In recent years the government has sought to address long-standing Maori grievances. Parliament established a Waitangi Tribunal in 1975 to hear claims of official violations of the Treaty of Waitangi, and in 1985 the Tribunal gained the right to consider Crown actions dating back to 1840. A programme of widespread economic de-regulation and privatisation of public enterprises undertaken by the Labour government of 1984 - 1990 continued under its National Party successors. In 1986 the Constitution Act came into force, and in 1993 the majority of New Zealanders decided to change the electoral system from the British system of single member constituencies elected by 'first past the post', to a form of proportional representation called Mixed Member Proportional (MMP).

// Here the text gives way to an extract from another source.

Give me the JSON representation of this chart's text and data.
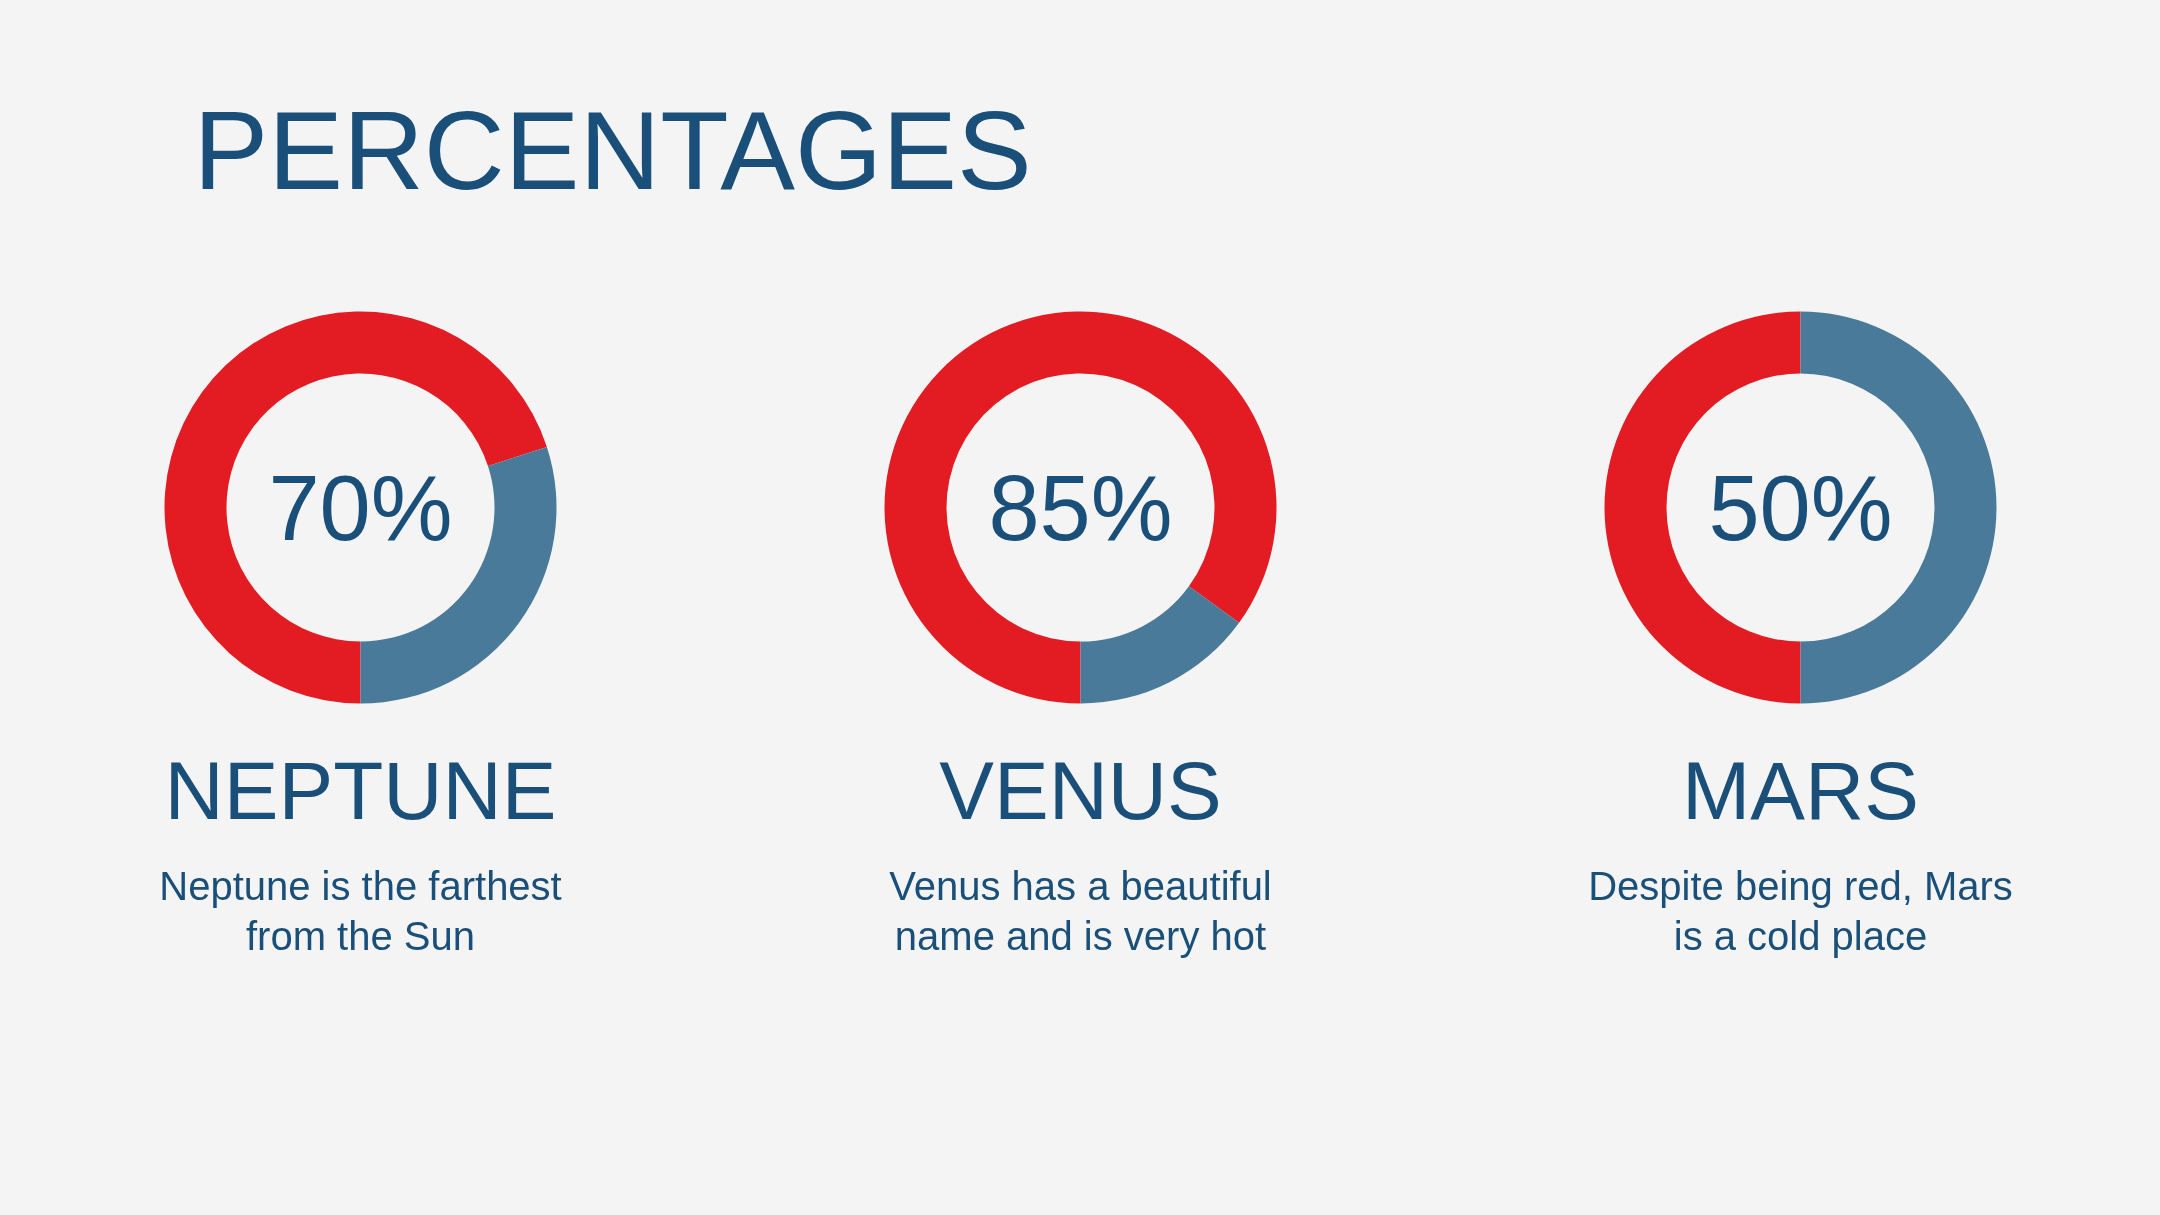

In October 1990, the National Party again formed the government, for the first of three, three-year terms. In 1996 New Zealand elected its first MMP Parliament. The system was designed to increase representation of smaller parties in Parliament and appears to have done so. Since 1996, neither the National nor the Labour Party has had an absolute majority in Parliament, and for all but one of those years, the government has been a minority one. The current Labour government followed its November 1999 election success by outpolling National 41 per cent to 21 per cent in the July 2002 general election. Labour formed a coalition, minority government with Jim Anderton's Progressive Coalition, a left-wing party (subsequently named "Progressive Party") which holds two seats in Parliament. The coalition has a loose consultative agreement with United Future New Zealand, a small religious conservative party.

New Zealand was featured as the setting for "Middle Earth" in the renowned early 21st century trilogy of films based on Tolkien's Lord of the Rings books. It has brought an additional interest in tourism to the nation.